O controle do gado, por exemplo, é uma das tarefas mais complexas e vitais para os pecuaristas. Em Yellowstone, o gado não é apenas um ativo valioso, mas também um símbolo de poder, território e legado familiar. No mundo real, a pecuária exige uma gestão cuidadosa, com questões como roubo de gado, disputas sobre direitos de propriedade e a constante pressão para manter os rebanhos saudáveis e produtivos. Embora os Duttons possam usar métodos extremos para defender seus interesses, no mundo real, os pecuaristas frequentemente enfrentam desafios legais, financeiros e ambientais que exigem uma abordagem mais estratégica e prática.

Yellowstone e a popularização da vida rural

A série não apenas apresenta a vida no campo, mas também influencia a percepção pública sobre a vida rural e a pecuária. Desde que estreou, Yellowstone ajudou a aumentar o interesse pelo estilo de vida dos ranchos e pela cultura cowboy, com muitas pessoas se encantando pela ideia de viver nas vastas terras de Montana. No entanto, a série também apresenta uma visão idealizada da vida no campo, que pode não refletir totalmente os desafios enfrentados por quem trabalha na pecuária, como a luta constante contra a seca, o aumento de custos e a escassez de mão de obra qualificada.

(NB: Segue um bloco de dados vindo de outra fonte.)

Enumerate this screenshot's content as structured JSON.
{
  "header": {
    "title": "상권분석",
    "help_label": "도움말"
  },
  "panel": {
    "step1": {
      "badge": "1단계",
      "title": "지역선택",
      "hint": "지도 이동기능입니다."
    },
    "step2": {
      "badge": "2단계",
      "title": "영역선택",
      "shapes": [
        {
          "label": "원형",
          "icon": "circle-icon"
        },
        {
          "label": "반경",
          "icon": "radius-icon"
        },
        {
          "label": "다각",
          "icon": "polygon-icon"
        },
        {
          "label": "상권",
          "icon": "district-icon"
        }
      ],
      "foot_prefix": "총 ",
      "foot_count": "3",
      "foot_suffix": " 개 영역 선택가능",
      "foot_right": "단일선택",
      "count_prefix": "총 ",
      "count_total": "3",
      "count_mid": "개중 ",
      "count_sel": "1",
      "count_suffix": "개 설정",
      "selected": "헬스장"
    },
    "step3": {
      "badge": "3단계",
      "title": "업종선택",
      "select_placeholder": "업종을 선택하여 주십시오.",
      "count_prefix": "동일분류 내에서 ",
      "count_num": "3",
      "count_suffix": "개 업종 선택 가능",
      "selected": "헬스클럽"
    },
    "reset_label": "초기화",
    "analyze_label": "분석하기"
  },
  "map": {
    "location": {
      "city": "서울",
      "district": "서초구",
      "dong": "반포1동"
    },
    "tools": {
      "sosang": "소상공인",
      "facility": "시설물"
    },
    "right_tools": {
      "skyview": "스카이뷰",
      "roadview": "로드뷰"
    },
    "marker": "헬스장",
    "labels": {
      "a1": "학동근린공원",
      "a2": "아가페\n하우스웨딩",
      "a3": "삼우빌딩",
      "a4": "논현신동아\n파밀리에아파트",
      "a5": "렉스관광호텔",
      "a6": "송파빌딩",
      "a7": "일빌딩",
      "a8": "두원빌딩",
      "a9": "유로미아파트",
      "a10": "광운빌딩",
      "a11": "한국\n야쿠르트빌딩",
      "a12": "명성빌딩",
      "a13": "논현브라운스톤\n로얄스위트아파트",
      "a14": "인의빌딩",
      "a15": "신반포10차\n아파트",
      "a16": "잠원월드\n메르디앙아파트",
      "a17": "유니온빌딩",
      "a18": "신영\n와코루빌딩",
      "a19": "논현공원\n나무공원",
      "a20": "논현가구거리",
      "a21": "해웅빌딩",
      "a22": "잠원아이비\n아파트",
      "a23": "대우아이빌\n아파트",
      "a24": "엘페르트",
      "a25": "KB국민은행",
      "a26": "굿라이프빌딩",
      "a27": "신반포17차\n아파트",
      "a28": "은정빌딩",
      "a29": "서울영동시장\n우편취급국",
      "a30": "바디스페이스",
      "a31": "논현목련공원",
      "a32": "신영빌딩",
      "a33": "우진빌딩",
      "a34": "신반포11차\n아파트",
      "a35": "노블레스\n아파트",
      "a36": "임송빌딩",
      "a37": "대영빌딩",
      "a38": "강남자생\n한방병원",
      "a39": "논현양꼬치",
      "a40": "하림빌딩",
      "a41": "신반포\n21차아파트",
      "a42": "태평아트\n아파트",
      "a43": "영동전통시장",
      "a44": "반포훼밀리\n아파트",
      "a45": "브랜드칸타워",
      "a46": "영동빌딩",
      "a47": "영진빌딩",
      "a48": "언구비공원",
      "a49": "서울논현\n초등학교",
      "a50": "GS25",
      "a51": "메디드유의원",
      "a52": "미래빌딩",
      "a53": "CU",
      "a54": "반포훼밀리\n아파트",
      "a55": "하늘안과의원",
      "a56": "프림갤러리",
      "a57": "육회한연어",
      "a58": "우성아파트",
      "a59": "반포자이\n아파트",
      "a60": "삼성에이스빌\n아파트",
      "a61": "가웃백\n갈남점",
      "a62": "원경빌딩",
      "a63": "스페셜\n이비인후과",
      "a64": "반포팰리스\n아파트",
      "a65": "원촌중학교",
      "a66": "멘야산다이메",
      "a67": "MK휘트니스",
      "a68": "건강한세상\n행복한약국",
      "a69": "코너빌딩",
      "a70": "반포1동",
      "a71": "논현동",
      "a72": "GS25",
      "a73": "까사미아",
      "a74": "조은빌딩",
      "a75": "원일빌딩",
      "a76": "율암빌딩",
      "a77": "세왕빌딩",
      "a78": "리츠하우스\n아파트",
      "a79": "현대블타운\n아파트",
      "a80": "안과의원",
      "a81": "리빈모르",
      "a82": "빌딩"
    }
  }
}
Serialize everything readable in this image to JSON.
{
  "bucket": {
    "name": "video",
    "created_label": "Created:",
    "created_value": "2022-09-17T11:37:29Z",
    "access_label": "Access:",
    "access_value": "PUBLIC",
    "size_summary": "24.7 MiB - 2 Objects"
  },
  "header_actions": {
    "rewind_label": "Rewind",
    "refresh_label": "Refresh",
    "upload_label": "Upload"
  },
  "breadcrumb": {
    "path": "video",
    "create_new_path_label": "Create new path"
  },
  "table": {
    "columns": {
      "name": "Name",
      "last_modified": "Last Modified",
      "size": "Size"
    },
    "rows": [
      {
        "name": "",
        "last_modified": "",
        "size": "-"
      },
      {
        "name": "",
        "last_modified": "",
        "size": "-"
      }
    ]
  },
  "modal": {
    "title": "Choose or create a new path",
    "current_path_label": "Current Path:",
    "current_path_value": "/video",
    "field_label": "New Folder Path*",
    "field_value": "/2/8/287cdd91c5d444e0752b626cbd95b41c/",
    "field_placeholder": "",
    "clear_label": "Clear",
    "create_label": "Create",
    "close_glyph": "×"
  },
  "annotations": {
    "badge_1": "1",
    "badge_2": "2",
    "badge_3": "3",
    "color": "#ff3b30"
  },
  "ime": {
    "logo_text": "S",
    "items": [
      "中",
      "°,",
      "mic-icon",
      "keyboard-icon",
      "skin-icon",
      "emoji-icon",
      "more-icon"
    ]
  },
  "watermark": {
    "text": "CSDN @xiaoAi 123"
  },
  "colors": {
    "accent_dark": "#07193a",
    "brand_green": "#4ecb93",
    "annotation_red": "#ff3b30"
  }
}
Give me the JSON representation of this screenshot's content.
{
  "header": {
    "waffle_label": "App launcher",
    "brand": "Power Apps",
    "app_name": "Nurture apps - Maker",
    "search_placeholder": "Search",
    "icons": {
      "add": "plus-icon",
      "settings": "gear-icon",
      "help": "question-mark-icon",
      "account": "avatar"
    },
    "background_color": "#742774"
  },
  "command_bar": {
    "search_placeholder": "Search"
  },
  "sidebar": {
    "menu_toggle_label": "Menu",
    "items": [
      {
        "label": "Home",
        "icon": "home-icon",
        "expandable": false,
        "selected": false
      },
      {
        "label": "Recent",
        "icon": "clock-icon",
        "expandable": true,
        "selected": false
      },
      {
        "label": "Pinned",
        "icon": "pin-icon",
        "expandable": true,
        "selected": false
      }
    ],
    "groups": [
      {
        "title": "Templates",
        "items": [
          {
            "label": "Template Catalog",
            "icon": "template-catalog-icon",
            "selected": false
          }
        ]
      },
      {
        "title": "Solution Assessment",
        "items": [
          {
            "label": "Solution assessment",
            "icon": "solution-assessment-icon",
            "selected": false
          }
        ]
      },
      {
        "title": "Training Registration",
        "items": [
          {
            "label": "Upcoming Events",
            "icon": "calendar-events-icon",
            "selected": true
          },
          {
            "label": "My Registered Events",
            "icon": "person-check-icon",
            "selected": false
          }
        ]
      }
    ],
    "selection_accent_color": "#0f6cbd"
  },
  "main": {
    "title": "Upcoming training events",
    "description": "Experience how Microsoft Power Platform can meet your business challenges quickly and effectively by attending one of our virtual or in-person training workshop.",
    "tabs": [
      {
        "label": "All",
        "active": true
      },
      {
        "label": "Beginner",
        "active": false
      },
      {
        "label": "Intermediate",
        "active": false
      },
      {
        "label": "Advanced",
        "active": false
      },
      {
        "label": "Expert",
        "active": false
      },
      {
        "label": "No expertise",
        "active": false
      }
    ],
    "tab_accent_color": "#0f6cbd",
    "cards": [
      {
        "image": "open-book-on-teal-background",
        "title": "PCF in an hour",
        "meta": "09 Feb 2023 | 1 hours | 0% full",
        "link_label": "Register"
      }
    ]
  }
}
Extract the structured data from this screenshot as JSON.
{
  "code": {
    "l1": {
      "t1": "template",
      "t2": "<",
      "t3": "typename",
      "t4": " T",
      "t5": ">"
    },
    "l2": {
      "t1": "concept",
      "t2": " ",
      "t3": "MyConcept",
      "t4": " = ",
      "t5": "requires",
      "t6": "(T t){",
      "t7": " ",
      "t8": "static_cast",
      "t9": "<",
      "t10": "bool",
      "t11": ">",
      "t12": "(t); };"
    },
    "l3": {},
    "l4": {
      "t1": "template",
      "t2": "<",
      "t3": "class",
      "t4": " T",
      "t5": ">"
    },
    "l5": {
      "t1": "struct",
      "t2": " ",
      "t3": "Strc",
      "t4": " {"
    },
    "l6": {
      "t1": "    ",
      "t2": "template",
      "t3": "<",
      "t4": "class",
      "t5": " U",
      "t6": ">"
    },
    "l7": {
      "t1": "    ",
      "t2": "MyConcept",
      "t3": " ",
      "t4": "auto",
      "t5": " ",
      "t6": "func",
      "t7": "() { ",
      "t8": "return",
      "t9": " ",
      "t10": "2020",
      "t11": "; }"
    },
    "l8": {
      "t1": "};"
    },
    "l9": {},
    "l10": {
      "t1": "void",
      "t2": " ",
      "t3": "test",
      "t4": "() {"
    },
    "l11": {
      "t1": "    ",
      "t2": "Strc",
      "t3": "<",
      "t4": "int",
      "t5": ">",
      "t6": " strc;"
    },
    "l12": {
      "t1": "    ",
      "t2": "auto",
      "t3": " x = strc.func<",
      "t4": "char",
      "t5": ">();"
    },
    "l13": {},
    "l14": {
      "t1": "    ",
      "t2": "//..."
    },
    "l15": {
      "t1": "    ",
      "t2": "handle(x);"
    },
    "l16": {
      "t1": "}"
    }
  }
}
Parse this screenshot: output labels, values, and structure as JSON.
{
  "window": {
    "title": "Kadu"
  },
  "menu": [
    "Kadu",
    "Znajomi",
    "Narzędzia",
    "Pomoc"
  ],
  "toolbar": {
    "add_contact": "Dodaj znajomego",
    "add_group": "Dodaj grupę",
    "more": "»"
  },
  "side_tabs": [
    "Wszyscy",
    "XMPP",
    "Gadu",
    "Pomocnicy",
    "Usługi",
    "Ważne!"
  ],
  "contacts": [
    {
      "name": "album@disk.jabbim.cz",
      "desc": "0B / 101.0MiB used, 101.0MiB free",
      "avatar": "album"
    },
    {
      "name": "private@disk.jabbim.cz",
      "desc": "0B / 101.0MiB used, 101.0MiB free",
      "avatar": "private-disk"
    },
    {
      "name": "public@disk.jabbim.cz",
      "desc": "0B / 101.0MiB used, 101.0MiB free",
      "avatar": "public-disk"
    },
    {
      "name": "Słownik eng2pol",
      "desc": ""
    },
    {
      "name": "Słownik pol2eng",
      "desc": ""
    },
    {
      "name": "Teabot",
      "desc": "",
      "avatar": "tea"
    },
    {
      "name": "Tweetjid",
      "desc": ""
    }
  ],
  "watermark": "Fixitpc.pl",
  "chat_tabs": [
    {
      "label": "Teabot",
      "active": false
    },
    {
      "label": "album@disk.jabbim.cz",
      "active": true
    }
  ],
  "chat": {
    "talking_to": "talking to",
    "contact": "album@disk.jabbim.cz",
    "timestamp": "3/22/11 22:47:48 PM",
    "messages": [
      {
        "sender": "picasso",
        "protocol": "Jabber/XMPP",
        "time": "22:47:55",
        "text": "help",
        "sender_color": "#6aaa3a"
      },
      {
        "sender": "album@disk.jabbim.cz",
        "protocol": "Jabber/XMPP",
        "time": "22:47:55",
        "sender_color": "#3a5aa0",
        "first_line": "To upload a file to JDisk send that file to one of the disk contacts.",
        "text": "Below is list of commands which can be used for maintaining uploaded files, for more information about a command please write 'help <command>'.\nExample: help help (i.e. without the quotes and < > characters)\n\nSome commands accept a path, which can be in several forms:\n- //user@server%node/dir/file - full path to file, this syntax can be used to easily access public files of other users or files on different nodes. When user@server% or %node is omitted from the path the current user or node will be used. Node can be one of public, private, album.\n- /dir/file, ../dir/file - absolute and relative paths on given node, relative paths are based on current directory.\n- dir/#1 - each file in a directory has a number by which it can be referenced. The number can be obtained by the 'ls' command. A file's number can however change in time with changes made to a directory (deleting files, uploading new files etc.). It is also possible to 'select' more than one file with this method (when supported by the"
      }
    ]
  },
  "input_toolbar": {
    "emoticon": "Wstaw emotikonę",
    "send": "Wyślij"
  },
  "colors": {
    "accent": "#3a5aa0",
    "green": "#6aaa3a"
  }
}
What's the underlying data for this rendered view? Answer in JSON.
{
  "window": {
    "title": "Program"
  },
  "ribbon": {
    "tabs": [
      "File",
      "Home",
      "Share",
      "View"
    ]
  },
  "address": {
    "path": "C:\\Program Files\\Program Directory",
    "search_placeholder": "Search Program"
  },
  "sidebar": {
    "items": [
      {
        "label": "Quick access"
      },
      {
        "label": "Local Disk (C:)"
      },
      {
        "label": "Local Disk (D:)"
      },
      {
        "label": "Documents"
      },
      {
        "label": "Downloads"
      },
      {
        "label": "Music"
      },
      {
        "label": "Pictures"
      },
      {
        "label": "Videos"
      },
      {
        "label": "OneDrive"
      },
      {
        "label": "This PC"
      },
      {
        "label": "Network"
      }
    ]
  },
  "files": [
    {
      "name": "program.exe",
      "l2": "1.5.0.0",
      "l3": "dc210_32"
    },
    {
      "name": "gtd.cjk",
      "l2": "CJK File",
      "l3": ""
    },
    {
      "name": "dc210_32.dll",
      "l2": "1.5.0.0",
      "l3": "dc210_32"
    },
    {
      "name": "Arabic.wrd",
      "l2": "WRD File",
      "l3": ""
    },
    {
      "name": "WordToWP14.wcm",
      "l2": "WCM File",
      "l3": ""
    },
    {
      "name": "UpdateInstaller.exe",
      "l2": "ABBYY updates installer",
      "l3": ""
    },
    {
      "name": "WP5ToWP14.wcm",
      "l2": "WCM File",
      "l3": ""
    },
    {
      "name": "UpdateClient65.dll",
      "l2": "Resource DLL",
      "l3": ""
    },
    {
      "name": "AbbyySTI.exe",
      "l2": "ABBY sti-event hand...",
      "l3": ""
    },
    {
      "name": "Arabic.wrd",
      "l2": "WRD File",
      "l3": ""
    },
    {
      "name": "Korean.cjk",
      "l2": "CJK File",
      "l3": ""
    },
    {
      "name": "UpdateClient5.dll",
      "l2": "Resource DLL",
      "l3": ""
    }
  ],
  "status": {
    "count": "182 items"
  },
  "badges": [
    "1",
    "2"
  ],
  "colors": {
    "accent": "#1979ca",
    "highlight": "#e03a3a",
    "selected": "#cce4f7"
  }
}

Apesar disso, Yellowstone tem contribuído para aumentar a conscientização sobre a pecuária e os desafios que os pecuaristas enfrentam, estimulando discussões sobre o futuro da agricultura e a necessidade de políticas públicas que apoiem a sustentabilidade e a rentabilidade do setor. A série também destaca a luta dos Duttons para preservar sua terra e sua forma de vida, algo com o qual muitos pecuaristas podem se identificar, especialmente aqueles que enfrentam pressões externas para vender suas terras ou se adaptar às mudanças do mercado.

A Pecuária em Montana: realidade à parte

Embora a série se concentre nos conflitos familiares e nas tensões dramáticas, ela também reflete uma parte significativa da realidade de Montana e de outras áreas rurais nos Estados Unidos. A pecuária é, de fato, um setor que envolve muito mais do que a criação de gado: ela exige uma gestão detalhada dos recursos naturais, uma compreensão profunda das leis e regulamentações locais e, muitas vezes, a habilidade de negociar com grandes corporações e entidades governamentais.

A popularidade de Yellowstone trouxe à tona as complexidades dessa indústria, ao mesmo tempo que, em muitos casos, distorceu algumas das dificuldades do dia a dia dos pecuaristas. Para quem vive essa realidade, a série pode ser tanto uma representação inspiradora quanto uma dramatização exagerada dos desafios diários.